2番人気に推されそうな今年のダービー馬シャフリヤールは前走・神戸新聞杯の走りがいかにも物足りない。神戸新聞杯出走馬は菊花賞に4頭が出走したが、1頭も馬券に絡むことなく3頭が二桁着順に沈み重馬場で走ったダメージがあったとも言われた。毎日杯をレコード勝ちしながら皐月賞を回避したように、レース間隔をとって使われてきたこの馬はどうなのだろうか。
ちなみにJCを勝ったダービー馬は2009年の牝馬ウオッカが最後。他に勝ったのはシンボリルドルフなど5頭。計6頭というのが多いか少ないかは意見の分かれるところだが、3歳で勝ったのはジャングルポケットだけ。三冠馬ナリタブライアンやオルフェーヴルはJCをスキップ、ネオユニヴァースやウオッカも3歳時は4着、レイデオロや昨年のコントレイルも2着まで。ここ10年で6頭がのべ11回出走したが未勝利だ。

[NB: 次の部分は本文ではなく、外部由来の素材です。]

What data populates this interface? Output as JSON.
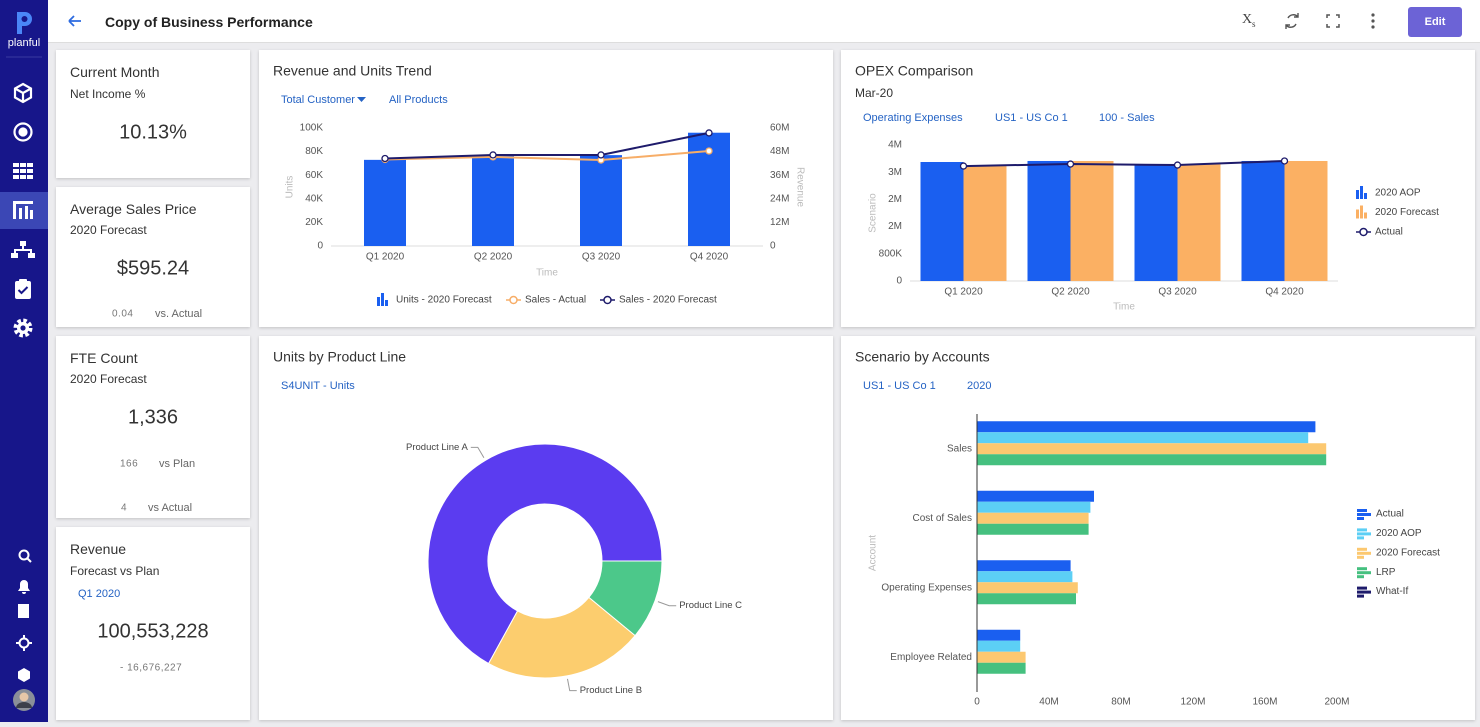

いっぽうオークス馬はジェンティルドンナとアーモンドアイが連勝しているのを含めて3頭が5勝している。牝馬では2011年にブエナビスタが天皇賞(秋)4着から巻き返しているし、2015年のショウナンパンドラも宝塚記念、天皇賞(秋)とGⅠ連勝中のラブリーデイや、GⅠ6勝のゴールドシップを破っている。
3歳牝馬ではGⅠ未勝利のデニムアンドルビーやカレンブーケドールが2着に健闘している。
近年牝馬が強くなったということはあるにせよ、やはり斤量差が大きいのではないか。
馬格はほぼ互角ながら、コントレイルより4キロ、シャフリヤールより2キロ軽い53キロで出走できるユーバーレーベン。オークス後足元に不安が出てぶっつけとなった秋華賞では力を出し切れなかったが、一叩きした今回は極めて順調だという。オークスでは向こう正面でじわりじわりと位置を上げ、長い直線ではへこたれないスタミナと精神力が光った。
前走府中牝馬で初重賞勝ちをおさめたシャドウディーヴァはオークスで6着だったが、先のBCF&M勝ちラヴズオンリーユーからコンマ5秒、グランプリを3連勝することになるクロノジェネシスからはクビ、アタマ、クビのコンマ1秒差。右回りでは乗りづらさがあるというが、東京芝では【2 5 2 3】。エリザベス女王杯ではなくJCに照準を定めたハーツクライ産駒というのが不気味だ。